From the standpoint of FDA advocacy, this “if/then” would be ideal. Our interest is in the largest possible amount of non-defense monies becoming available through a budget deal. But even more important is that a budget deal puts FDA’s funding fate back in the hand of the appropriators. How can we be sure this would be good? Because FDA does better under both the House and Senate appropriations bills than under the current CR. Few, if any, other non-defense agencies can say this.
However, there is still a serious possibility that a budget deal may not emerge or may fail to pass the House or the Senate. One of the reported sticking points in negotiations is Republican insistence on cuts to federal retirements — a seeming non-starter for House Budget Committee ranking Democrat Chris Van Hollen, House Minority Leader Steny Hoyer, and Senate Budget Committee chairman, Barbara Mikulski. They are all Maryland Democrats with large federal workforce constituencies.
If a budget deal does emerge and passes both houses, here is a quick guide to how it would affect spending, relative to FY 12, post-sequester FY 13 and the House and Senate marks for FY 14. The total of $1.001 trillion and the defense/non-defense allocation is based on a report in yesterday’s Roll Call. The total in the final deal may be slightly higher or lower, in which case the sector numbers can be adjusted by allocating half of the difference to each.

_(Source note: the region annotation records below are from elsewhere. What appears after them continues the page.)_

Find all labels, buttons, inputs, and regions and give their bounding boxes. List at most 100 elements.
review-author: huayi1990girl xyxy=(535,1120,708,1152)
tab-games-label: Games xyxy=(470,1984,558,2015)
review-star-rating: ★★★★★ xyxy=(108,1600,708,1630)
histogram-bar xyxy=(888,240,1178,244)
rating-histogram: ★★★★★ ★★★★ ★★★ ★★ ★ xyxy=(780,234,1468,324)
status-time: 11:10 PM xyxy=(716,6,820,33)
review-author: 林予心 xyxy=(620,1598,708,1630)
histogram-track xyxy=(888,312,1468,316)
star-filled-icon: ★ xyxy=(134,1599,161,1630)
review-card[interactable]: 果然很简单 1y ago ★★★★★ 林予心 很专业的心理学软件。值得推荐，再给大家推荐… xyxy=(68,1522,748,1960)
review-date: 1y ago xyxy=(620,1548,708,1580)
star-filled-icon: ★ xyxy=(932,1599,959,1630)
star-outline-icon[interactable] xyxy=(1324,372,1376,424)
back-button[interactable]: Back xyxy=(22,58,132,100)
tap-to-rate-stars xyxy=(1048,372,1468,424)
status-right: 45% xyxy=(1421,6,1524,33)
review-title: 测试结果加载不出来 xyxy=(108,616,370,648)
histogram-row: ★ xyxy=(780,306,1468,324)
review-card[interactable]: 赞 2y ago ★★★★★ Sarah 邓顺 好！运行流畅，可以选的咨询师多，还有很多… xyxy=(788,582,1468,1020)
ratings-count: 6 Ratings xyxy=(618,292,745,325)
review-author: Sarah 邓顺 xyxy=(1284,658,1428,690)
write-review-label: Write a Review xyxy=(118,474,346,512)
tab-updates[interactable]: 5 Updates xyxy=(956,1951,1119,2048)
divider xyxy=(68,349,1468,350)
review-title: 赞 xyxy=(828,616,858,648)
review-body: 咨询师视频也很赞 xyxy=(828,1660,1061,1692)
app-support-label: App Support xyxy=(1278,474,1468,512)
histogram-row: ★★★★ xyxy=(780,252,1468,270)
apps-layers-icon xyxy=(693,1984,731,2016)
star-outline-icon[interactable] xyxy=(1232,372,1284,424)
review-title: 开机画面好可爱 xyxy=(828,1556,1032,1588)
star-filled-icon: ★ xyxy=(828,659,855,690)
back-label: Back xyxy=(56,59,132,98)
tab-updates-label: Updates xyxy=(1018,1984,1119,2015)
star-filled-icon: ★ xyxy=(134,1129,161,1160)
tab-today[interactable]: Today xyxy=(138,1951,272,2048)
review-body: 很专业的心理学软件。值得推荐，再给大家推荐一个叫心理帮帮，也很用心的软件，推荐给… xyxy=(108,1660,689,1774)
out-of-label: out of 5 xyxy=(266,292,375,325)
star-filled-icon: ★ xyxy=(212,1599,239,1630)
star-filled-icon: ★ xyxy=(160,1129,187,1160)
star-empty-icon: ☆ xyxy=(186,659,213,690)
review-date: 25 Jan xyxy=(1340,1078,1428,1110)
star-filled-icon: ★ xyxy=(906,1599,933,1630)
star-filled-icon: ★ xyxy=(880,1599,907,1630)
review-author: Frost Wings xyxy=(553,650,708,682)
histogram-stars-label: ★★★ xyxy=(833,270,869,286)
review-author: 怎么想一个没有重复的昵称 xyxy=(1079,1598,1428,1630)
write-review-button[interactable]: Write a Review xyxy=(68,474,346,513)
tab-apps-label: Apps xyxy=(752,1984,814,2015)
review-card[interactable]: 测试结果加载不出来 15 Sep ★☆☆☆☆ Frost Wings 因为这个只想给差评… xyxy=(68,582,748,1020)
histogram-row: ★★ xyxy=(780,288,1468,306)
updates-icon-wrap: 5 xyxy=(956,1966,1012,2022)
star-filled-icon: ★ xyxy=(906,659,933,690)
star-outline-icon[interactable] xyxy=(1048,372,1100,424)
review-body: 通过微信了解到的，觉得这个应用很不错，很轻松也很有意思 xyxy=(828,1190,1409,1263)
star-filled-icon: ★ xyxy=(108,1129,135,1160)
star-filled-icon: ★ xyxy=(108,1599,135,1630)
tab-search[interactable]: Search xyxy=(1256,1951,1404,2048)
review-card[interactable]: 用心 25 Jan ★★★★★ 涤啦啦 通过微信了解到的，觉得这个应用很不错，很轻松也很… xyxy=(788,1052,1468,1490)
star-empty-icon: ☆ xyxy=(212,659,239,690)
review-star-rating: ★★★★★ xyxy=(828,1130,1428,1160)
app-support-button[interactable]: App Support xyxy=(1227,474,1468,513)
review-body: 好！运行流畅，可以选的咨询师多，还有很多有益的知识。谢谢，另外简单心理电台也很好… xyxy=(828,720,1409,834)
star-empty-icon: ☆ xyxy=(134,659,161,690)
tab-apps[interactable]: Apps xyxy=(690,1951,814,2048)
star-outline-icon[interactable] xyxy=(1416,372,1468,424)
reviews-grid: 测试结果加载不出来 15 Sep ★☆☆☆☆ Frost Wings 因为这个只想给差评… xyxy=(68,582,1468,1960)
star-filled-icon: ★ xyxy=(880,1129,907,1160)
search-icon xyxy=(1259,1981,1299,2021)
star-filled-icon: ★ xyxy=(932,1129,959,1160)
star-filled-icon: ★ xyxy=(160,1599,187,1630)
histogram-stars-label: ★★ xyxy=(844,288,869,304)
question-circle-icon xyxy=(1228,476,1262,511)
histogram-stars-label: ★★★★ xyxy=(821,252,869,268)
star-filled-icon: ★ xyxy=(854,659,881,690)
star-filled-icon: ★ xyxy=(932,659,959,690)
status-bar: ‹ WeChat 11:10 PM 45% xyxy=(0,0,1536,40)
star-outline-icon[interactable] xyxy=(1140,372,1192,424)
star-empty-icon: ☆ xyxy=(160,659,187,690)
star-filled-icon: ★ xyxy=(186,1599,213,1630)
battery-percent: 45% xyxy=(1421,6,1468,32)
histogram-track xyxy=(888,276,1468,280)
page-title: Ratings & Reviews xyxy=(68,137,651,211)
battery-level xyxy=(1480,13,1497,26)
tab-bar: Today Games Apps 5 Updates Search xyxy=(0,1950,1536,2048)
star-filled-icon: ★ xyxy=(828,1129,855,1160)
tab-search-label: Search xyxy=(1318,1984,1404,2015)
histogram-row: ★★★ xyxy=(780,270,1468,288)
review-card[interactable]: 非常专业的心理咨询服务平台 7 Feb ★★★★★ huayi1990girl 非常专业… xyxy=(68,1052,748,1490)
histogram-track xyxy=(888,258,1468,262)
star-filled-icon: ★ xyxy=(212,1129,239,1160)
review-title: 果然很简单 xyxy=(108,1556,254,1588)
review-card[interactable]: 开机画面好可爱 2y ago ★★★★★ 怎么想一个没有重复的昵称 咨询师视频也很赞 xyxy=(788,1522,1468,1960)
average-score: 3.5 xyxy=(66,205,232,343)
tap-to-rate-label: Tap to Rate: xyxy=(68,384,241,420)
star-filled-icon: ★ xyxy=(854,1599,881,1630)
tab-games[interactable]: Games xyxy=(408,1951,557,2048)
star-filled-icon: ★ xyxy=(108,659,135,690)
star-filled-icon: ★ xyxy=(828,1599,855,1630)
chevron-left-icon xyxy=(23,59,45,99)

|Sectors||Budget Control Act (BCA) ceiling for FY 14||FY 14 Short-term CR (FY 13 post-sequester)||House||Senate||Per Roll Call, possible deal with sector increases split 50-50|
|Defense||$498 billion||$517 billion||$546 billion||$ 552 billion||$ 515 billion|
|Non-Defense||$469 billion||$469 billion||$421 billion||$ 504 billion||$ 486 billion|
|Total||$967 billion||$986 billion||$967 billion||$1,056 billion||$1,001 billion|
Finally, the legislative vehicle is likely to be a budget bill rather than a budget resolution. The bill, unlike a resolution, could include the changes to the BCA ceilings and related legal changes and could be voted on once by each house. A resolution — because a separate bill amending BCA would be necessary — would require at least two votes.